The same arguments apply as well to the Kumon reading program, but the greatest payoff there is that you will then be in position to grade your child's reading assignments completely and accurately. I argued above that the reading program absolutely needs this to be of value, and that the Kumon instructors and assistants do not have the resources, and a dry reading of the answer book is not enough.
If you did the Kumon assignments, just think, you'd be getting twice your money's worth!
If you follow this advice, I think you might begin to understand why dumping a poor kid in both Kumon math and reading programs simultaneously is grounds for justifiable parricide in 48 states. Have a heart.
If, in spite of my pleas, you refuse to do Kumon along with your child, at least consider this advice. When your child starts Kumon, you set a very reasonable goal for him. I don't mean Kumon's on-going and ever-receding goals, but a definite stopping point which earns the child a year off, say, from Kumon. The goal might be a Kumon level about one year above the child's current grade level. That should take a year or so to reach, bringing the student up to about grade level at his stopping point. Of course, if he's enthusiastic about continuing, that's fine. But the point is, there is a world of difference between having to do something somewhat distasteful, and having to do something somewhat distasteful with no end in sight.
Again, have a heart.
 
For some questions and answers generated by this page, please visit my Kumon Questions and Answers page.
If you skipped over it the first time, here's another invitation to my pages on basic addition and multiplication. Think of it as all of math in just two little pages.
For an example of what a student could learn very quickly alongside a "math pro", and may never discover in a lifetime of stumbling around in a self-study program, please visit my Adding and Subtracting Mixed Numbers page.

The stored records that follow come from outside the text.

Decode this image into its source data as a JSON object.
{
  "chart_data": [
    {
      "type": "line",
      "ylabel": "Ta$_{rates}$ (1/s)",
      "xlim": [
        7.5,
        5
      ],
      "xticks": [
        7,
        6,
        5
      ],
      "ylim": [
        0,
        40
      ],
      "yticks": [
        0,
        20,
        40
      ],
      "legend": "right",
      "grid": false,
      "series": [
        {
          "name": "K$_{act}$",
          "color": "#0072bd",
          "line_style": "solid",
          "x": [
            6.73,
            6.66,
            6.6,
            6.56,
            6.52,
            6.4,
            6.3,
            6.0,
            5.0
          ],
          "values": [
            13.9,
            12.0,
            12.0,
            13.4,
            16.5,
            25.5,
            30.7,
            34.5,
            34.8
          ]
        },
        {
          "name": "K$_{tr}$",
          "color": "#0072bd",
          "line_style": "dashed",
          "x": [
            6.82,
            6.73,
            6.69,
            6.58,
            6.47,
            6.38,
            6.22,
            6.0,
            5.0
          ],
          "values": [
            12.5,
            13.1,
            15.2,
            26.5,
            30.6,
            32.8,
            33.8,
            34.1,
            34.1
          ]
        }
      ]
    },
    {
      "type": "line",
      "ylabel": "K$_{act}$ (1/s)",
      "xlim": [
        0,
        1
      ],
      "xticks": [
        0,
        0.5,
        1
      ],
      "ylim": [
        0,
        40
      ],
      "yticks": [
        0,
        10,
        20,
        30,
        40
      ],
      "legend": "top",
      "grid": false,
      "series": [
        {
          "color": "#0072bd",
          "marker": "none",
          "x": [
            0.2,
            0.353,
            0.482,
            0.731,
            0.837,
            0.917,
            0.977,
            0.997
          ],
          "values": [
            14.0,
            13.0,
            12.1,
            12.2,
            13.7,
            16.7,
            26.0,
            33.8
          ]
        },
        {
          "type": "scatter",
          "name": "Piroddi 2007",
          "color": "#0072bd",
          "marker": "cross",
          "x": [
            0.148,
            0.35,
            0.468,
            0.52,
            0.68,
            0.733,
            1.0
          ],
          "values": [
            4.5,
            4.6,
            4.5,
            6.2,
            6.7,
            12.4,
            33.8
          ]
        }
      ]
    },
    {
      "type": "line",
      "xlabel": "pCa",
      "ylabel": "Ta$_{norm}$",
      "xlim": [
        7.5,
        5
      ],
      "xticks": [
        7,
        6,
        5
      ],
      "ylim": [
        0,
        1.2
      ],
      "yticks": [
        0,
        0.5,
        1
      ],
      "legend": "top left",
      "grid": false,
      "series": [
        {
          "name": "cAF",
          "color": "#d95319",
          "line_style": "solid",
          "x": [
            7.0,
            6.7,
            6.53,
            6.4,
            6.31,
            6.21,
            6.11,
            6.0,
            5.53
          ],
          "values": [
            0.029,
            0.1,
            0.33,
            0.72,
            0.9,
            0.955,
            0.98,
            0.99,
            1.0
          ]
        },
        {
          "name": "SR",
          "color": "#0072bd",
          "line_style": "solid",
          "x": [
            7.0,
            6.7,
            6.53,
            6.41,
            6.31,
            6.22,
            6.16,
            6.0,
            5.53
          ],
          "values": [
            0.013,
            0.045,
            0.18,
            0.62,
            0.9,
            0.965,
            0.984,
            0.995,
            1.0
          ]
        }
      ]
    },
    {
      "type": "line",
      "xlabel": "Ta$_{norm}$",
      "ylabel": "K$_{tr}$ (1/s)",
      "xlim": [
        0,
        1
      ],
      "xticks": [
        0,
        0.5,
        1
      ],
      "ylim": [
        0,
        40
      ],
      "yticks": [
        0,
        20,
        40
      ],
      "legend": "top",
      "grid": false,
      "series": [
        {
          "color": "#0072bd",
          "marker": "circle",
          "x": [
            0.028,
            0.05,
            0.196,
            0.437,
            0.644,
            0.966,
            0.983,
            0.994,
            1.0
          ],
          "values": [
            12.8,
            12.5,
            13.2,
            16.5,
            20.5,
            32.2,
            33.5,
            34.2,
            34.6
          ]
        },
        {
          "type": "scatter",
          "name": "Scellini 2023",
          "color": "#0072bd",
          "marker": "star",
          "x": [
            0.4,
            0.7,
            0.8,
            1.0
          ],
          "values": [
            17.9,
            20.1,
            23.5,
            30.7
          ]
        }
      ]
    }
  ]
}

One of the reasons my Kumon center didn't last long was because of Kumon's objection to me giving individual attention to every student on every visit. That wasn't the "Kumon Way". Because of this page I've received communication from a number of Kumon instructors and students and parents, and I've heard of center operations that incorporate tutors or a "help desk". Whether or not Kumon has opened up to this, or is turning a blind eye, I don't know, but it makes a lot of sense to me. When considering Kumon for your child, you might want to ask about what sort of experienced math assistance is available at the center.